Site icon BotFlo

Dialogflow Architecture

First published: April 2018  |  Last Updated: July 2020

Recently, I realized that people are not always very clear about Dialogflow’s architecture. In particular, a client was mixing up fulfillment and integrations. So this article provides a high level overview of Dialogflow’s architecture with a focus on how data flows when users interact with Dialogflow agents.

In my view, there are 4 concepts you need to understand to get a good picture of Dialogflow’s architecture.

1 Request-response

You can summarize a Dialogflow agent as a series of (request, response) pairs [1] . That is,

1 User sends a request to the Dialogflow agent

2 (some NLU magic happens)

3 Dialogflow sends a response back to the user

Why is this important?

You see a lot of questions on forums on how to send “push notifications” from Dialogflow agents to the end user. (E.g. send them a reminder via Facebook messenger based on a past conversation). The request-first and response-next paradigm means that this feature isn’t supported in Dialogflow and the only way to achieve push notifications is by sending what are called “out of band” messages.

Sending “out of band” messages requires two things:

Once you understand the request + response concept, you will realize that out-of-band notifications cannot be natively supported by Dialogflow 1-click integrations.

2 Intent Mapping

The second concept you need to understand is intent mapping.

Once your Dialogflow agent receives the user’s request, it will try to map it to a list of pre-defined intents. Intents are created by the bot developer as a way of telling the Dialogflow service “here is a list of tasks that the user might ask the chatbot to do”.

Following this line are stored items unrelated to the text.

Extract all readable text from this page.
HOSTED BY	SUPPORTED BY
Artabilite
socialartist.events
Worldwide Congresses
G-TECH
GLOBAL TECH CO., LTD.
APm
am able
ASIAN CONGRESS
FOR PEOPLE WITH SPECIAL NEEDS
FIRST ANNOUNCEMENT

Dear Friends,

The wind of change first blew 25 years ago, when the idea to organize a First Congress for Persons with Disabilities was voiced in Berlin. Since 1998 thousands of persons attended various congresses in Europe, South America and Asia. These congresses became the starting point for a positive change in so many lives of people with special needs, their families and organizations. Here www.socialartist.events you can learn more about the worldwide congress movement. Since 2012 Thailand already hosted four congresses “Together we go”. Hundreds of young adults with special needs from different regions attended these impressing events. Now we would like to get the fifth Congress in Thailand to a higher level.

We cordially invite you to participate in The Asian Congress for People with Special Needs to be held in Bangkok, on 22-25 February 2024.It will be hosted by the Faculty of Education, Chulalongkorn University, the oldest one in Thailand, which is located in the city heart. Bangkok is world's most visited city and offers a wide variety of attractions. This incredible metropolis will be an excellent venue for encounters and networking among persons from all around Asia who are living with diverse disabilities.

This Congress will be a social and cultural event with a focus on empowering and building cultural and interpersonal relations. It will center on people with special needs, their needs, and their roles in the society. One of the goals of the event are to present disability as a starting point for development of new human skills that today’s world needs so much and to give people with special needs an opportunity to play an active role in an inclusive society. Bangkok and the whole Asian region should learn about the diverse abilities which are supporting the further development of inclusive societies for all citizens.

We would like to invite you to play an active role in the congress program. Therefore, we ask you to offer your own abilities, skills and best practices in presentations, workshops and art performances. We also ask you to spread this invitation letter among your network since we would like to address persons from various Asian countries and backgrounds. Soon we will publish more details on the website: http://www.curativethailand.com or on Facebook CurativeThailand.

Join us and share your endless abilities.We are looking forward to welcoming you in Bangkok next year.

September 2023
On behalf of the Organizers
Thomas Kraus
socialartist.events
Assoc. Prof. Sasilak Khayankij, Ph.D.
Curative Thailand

To understand how the intent mapping actually works, you need to understand some supplementary concepts – entities, contexts, parameters etc. You can take a look at my step by step guide to help you with this.

After Dialogflow maps the user’s request to one of the pre-defined intents, it will send a response (which is also specified by the bot creator) back to the user.

3 Fulfillment

Once Dialogflow maps the user’s request to one of the pre-defined intents, it might have to perform some business logic before sending a response.

Instead of creating “business logic LEGO blocks” (which some other bot frameworks do), the Dialogflow folks decided to use a concept called Fulfillment.

Here is how it works:

1 Dialogflow understands the user’s request and extracts structured information from their message

2 The structured information is sent to some code running on some web host which is maintained by the bot creator – this code is called a webhook [2]

3 The webhook performs the necessary business logic

4 It will return a response to your Dialogflow agent in a specific format

5 Dialogflow will parse the response, extract relevant information and use it in the response sent to the user

4 Integrations

In addition to the features above, Dialogflow also exposes an API.

This API allows you to programmatically send requests to your Dialogflow agents. The request will be mapped to an intent and an appropriate response will be sent to the API caller, just as if the request message was typed into Dialogflow’s console.

This means you can “embed” a Dialogflow agent into your existing applications and services.

Putting it all together

Let us consider Dialogflow’s built-in web demo integration. If you would like to see it in action, check out this chatbot which gives advice on SEO. This is using the built-in web demo integration provided by Dialogflow. However, the web demo integration has a lot of limitations (e.g. cannot display formatted text, line breaks, images etc).

So you can integrate your website with a Dialogflow chatbot using its REST API, and get a more visually appealing chatbot. For example, my CourseBot supports images, text formatting, line breaks, buttons, list selectors etc. The coursebot is just a sample FAQ bot which showcases the rich webchat integration, but it isn’t a particularly intelligent bot. 🙂

When the user interacts with my CourseBot, this is how the data flows:

[1] There are some exceptions. For example, it is possible to trigger a response from your Dialogflow agent by using Events. Technically, this is still a “request” going to the agent’s API endpoint, but it is not in the form of spoken or written text.

[2] If your business logic is quite simple, you can host your code right inside your Dialogflow agent by using “inline webhooks”. But the idea is the same – instead of you hosting the code, you are letting Google host the code for you.